Simone Holliger’s artistic practice is based in the fields of sculpture and installation. She primarily uses paper as a flexible and sometimes unpredictable construction material, playfully reinterpreting a vocabulary of forms inspired by modern sculpture.
Mathieu Dafflon’s starting point for his artistic work is the overflowing and almost inexhaustible visual material of conventional and digital media, to which he gives a new identity through selection, decontextualization and painterly transformation. Since 2019, he has also been sending small-format paintings by mail as an alternative form of dialogue between artist, artwork, and viewer.
In Une Forme de grand plaisir, seul, the two artists are now attempting to realize a joint exhibition for the first time with their different forms of artistic expression. The invitation of the KMD has motivated them at the same time to address the art of Marcel Duchamp. The exhibition title Une Forme de grand plaisir, seul is a quotation from one of the six interviews that Georges Charbonnier conducted with Duchamp in December 1960 and January 1961 for French radio and which were published in 1994 by André Dimanche in Marseille.

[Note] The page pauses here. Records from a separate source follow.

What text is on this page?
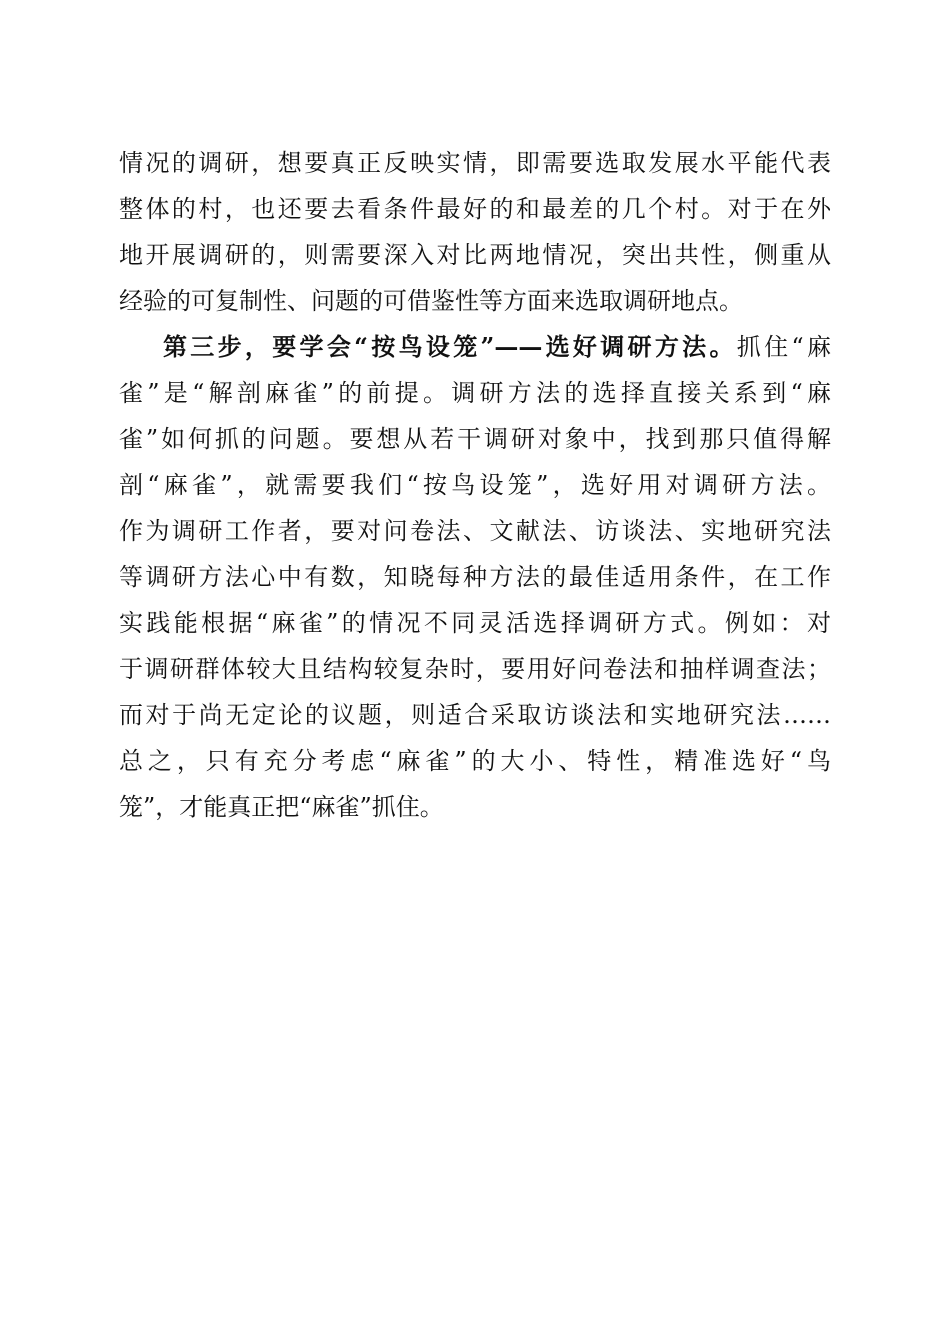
情况的调研，想要真正反映实情，即需要选取发展水平能代表
整体的村，也还要去看条件最好的和最差的几个村。对于在外
地开展调研的，则需要深入对比两地情况，突出共性，侧重从
经验的可复制性、问题的可借鉴性等方面来选取调研地点。
第三步，要学会“按鸟设笼”——选好调研方法。抓住“麻
雀”是“解剖麻雀”的前提。调研方法的选择直接关系到“麻
雀”如何抓的问题。要想从若干调研对象中，找到那只值得解
剖“麻雀”，就需要我们“按鸟设笼”，选好用对调研方法。
作为调研工作者，要对问卷法、文献法、访谈法、实地研究法
等调研方法心中有数，知晓每种方法的最佳适用条件，在工作
实践能根据“麻雀”的情况不同灵活选择调研方式。例如：对
于调研群体较大且结构较复杂时，要用好问卷法和抽样调查法；
而对于尚无定论的议题，则适合采取访谈法和实地研究法……
总之，只有充分考虑“麻雀”的大小、特性，精准选好“鸟
笼”，才能真正把“麻雀”抓住。
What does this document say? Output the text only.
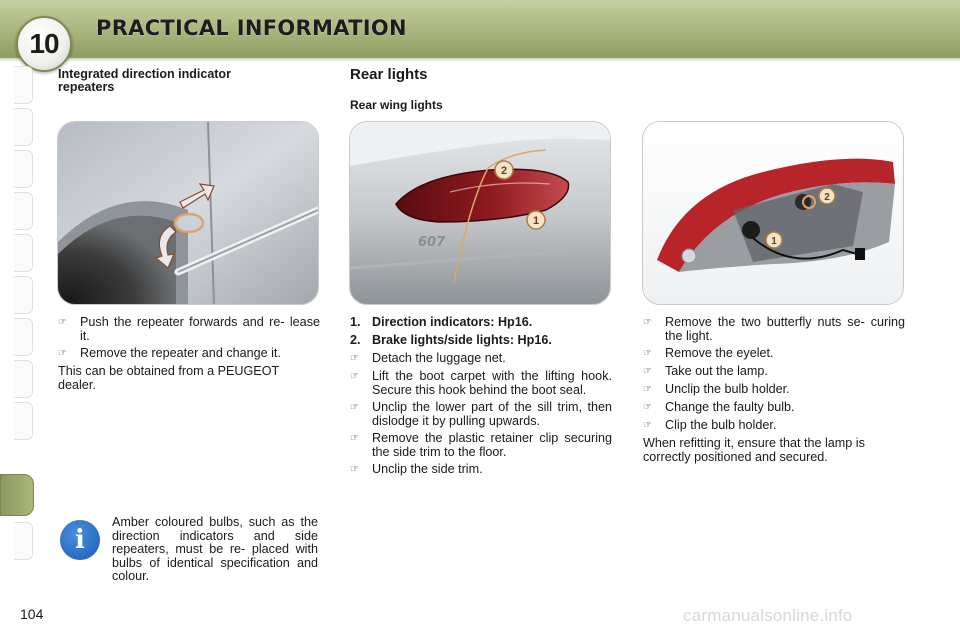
10 PRACTICAL INFORMATION
Integrated direction indicator repeaters
☞	Push the repeater forwards and re- lease it.
☞	Remove the repeater and change it.

This can be obtained from a PEUGEOT dealer.

Rear lights
Rear wing lights
607
2
1
1. Direction indicators: Hp16.
2. Brake lights/side lights: Hp16.
☞	Detach the luggage net.
☞	Lift the boot carpet with the lifting hook. Secure this hook behind the boot seal.
☞	Unclip the lower part of the sill trim, then dislodge it by pulling upwards.
☞	Remove the plastic retainer clip securing the side trim to the floor.
☞	Unclip the side trim.
2
1
☞	Remove the two butterfly nuts se- curing the light.
☞	Remove the eyelet.
☞	Take out the lamp.
☞	Unclip the bulb holder.
☞	Change the faulty bulb.
☞	Clip the bulb holder.

When refitting it, ensure that the lamp is correctly positioned and secured.

i
Amber coloured bulbs, such as the direction indicators and side repeaters, must be re- placed with bulbs of identical specification and colour.
104	carmanualsonline.info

In the realization of their exhibition, the question of how exactly to place their own working methods in resonance with Duchamp’s work was particularly important. The notions of “relationship“ and “body“ have played an important role and culminated in Holliger’s sculpture Foyer (paper, glue, acrylic ink, and epoxy resin), on the one hand, and Dafflon’s diptych Golden Hours (oil on cardboard covered with canvas) on the other.
Foyer is a playful exploration of Duchamp’s readymade Bottlerack. Holliger has inscribed her object with words on the inside, among other things, which at the same time remain “hidden in the intimacy of the interior space created“ for the viewer. With this procedure, Holliger is responding specifically to Duchamp’s mysterious sentence, which he wrote on the inside of the readymade in Paris in 1915, immediately before he moved to New York. It no longer exists today because his sister Suzanne disposed of the Bottlerack while cleaning up the studio and Duchamp later remembered neither the wording nor the content of the formulation (at least that is how the legend has it).
Mathieu Dafflon, for his part, takes as his starting point the object Prière de toucher, which Duchamp created for the cover of the catalog Le Surréalisme in 1947. He transfers Duchamp’s female breast, which we automatically touch when we consult the catalog, to the painting of two nipples, one male the other female, which we look at without touching them, thus making a voyeuristic wink at Étant donnés.
Simone Holliger, born in 1986 in Aarau, lives and works in Basel. Studied visual arts in Lucerne and then at the HEAD in Geneva, where she received her MA in 2014. Solo exhibitions (selection): Kunstraum Riehen (2020), Oxyd Kunsträume, Winterthur (2019), Body&Soul, Geneva (2018), Salle Crosnier, Geneva (2017). Group exhibitions (selection): Kunstmuseum Solothurn (2021, forthcoming), Kunsthalle St. Gallen (2020), Prix mobilière, Art Genève (2020), Swiss Art Awards, Basel (2019). Prizes and residencies (selection): Atelier Berlin, FCAC Geneva (2020), Swiss Art Award (2019), Förderpreis, Neue Aargauer Bank (2018).
Mathieu Dafflon, born in 1987 in Geneva, lives and works in Basel. Studied visual arts at the HEAD in Geneva and at the Maryland Institute College of Art in Baltimore. He currently lives and works in Basel where he co-founded the artist-run space Palazzina. His paintings have been exhibited in various art spaces in Switzerland including Galerie Wilde, Geneva (2019), Sonnenstube, Lugano (2018) and Last Tango, Zurich (2020).